黄色の髪の少女の声と共に三人は刀を召喚し斬り合いを始める。

二人の剣閃を神明は軽く受け流していく。

切り結ぶたびに神明は余裕の表情で二人の少女を圧倒する。

焦りの表情が二人の少女の顔に浮かぶ。

なんだ、神明の奴、全然余裕じゃねえか。



『く……何故だ?何故、我らが貴様に及ばぬ』


『簡単な話であろう。貴様らの刀には使用者の気持ちが乗っておらん。そんな刀なぞ我には及ばぬよ』


『そんな戯言っ!!!』



神明は、なお攻めたてる二人を軽くいなす。

……あいつらは神明に任せとけば良いか。

俺は刹奏を助けよう。

俺は刹奏にかけより、絡まった蔦をはぎ取っていく。

と同時に、露わになる刹奏の裸体。

気恥ずかしさを覚えながらも、刹奏を自由にしてやり俺は上着を刹奏にかけてやる。



「おい、起きろ、刹奏っ」


「うん……始お兄ちゃん?」



良かった。

案外簡単に目が覚めたな。

このまま目が覚めないのかと思ったぞ。



『安心するのはまだ早いぞ。こいつらを屈服させねばならぬのだからな』


「ああ、分かってる。刹奏ここでじっとしてろよ」


「うん。
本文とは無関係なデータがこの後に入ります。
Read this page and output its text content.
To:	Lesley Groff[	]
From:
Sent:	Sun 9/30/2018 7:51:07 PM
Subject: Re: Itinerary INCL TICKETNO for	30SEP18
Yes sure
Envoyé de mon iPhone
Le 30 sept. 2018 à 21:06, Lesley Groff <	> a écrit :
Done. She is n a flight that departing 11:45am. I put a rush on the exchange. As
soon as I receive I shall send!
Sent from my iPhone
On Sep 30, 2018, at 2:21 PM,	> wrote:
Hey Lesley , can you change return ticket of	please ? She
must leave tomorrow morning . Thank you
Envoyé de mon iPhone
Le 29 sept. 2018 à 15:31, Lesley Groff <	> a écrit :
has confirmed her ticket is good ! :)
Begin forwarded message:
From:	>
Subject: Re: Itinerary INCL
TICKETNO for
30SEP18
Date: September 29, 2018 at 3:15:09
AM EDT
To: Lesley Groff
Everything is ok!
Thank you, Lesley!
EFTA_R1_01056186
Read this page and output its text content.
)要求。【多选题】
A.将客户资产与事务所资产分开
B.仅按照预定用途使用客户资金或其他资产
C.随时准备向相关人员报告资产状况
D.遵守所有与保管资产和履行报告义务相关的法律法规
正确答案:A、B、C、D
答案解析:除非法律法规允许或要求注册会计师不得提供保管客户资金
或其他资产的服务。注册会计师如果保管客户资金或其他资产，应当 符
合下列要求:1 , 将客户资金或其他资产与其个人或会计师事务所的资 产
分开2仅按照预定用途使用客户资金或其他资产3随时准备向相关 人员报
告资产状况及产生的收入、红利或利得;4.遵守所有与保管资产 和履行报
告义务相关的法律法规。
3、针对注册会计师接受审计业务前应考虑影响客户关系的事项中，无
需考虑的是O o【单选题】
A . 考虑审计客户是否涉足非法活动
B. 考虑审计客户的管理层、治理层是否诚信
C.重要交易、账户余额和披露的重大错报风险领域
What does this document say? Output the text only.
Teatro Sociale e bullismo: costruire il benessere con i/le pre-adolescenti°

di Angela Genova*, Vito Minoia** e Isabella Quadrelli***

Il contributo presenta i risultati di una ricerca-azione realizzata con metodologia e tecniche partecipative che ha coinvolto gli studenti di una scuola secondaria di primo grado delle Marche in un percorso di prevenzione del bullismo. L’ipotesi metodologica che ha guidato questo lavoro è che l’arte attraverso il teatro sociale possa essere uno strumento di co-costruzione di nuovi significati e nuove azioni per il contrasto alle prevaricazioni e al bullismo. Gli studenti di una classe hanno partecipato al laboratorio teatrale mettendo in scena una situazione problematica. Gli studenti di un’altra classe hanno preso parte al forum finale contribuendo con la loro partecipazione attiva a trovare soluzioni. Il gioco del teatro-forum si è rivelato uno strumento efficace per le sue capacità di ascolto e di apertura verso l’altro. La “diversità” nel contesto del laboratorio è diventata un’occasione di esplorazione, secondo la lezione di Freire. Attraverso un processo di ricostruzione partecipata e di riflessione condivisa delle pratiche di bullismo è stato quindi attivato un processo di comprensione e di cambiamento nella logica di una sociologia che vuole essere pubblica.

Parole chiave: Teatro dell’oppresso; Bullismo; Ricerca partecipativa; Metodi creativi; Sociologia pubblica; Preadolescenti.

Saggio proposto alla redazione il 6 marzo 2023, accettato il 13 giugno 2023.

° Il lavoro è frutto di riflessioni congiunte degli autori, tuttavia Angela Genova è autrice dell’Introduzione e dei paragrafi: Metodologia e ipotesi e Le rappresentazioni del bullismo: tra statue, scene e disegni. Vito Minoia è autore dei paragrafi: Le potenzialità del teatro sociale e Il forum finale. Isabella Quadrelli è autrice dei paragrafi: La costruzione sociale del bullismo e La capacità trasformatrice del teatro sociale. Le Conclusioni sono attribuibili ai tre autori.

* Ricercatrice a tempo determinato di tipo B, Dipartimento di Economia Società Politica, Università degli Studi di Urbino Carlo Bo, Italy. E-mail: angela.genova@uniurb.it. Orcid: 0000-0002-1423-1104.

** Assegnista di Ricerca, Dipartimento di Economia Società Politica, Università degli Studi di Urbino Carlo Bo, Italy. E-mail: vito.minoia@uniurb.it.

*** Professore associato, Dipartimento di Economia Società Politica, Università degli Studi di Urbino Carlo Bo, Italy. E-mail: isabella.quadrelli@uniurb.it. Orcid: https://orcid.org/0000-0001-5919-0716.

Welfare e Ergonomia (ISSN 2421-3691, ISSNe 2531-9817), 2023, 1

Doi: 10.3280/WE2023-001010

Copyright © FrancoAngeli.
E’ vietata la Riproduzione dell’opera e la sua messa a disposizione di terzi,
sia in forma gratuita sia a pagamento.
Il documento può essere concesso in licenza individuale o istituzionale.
ありがとう、始お兄ちゃん」



しかし屈服させるってどうすれば良いんだ?



『なに、簡単な事だ。私の真の力を引き出せればそれで良いのさ』



神明の真の力。

それは何だろうか。

こいつらを屈服させる力。

……いや違うな。

こいつらを認めさせる力だ。

こいつらを認めさせる力……。

それは……。



「神明っ」


『ああ、分かった。我が主よ』



神明はそう告げると刀の形に変化する。



『人間ごときが我らを防ぎきれると思ったか』


『斬り捨ててくれるっ』



二人の少女が俺に向かって斬りつけてくる。

その剣閃を俺は柳のように受け流しながらあてみを食らわせる。

一閃二閃三閃。

繰り出す攻撃のことごとくを俺は弾き飛ばす。



『くっ』


『くそっ』


「まだ続けるか?」


『いくら続けても無駄だと思うぞ、風、雷』



神明は刀のままそう告げる。



「待って、始お兄ちゃん」



刹奏が俺達の間に割って入る。



「風さん。雷さん。もう一度。今度こそ私の力になってくれませんか?」


「何言ってんだ、刹奏。お前はもう『刻の番人』である必要はないんだ」


「ううん。私はこれからも『刻の番人』でいたい。それがお母さんの血を引き継いだ証だから」


『また、我らがお前を支配するとしてもか?』


「ううん。今度はあなた達の好きにはさせない。絶対に」


『ならば我らの手を取るがよい』


「うん。これからもよろしくおねがいします。風、雷……」



言いながら刹奏は二人の手を取る。

同時に二人の姿は二振りの刀へと変化していった。

そして刹奏の背中には真っ白な羽が生えていた。



「おい、おまえ、大丈夫なのか?」


「うん……なんか平気みたい。むしろ何かが軽くなったような……」



まぁ刹奏が平気って言うなら平気なんだろう。



「まぁ、帰るか」


「うん。始お兄ちゃん」



刹奏は俺の手を取り双翼をはためかせ飛び立つ。

そうして俺達の意識は真っ白な光に包まれていった。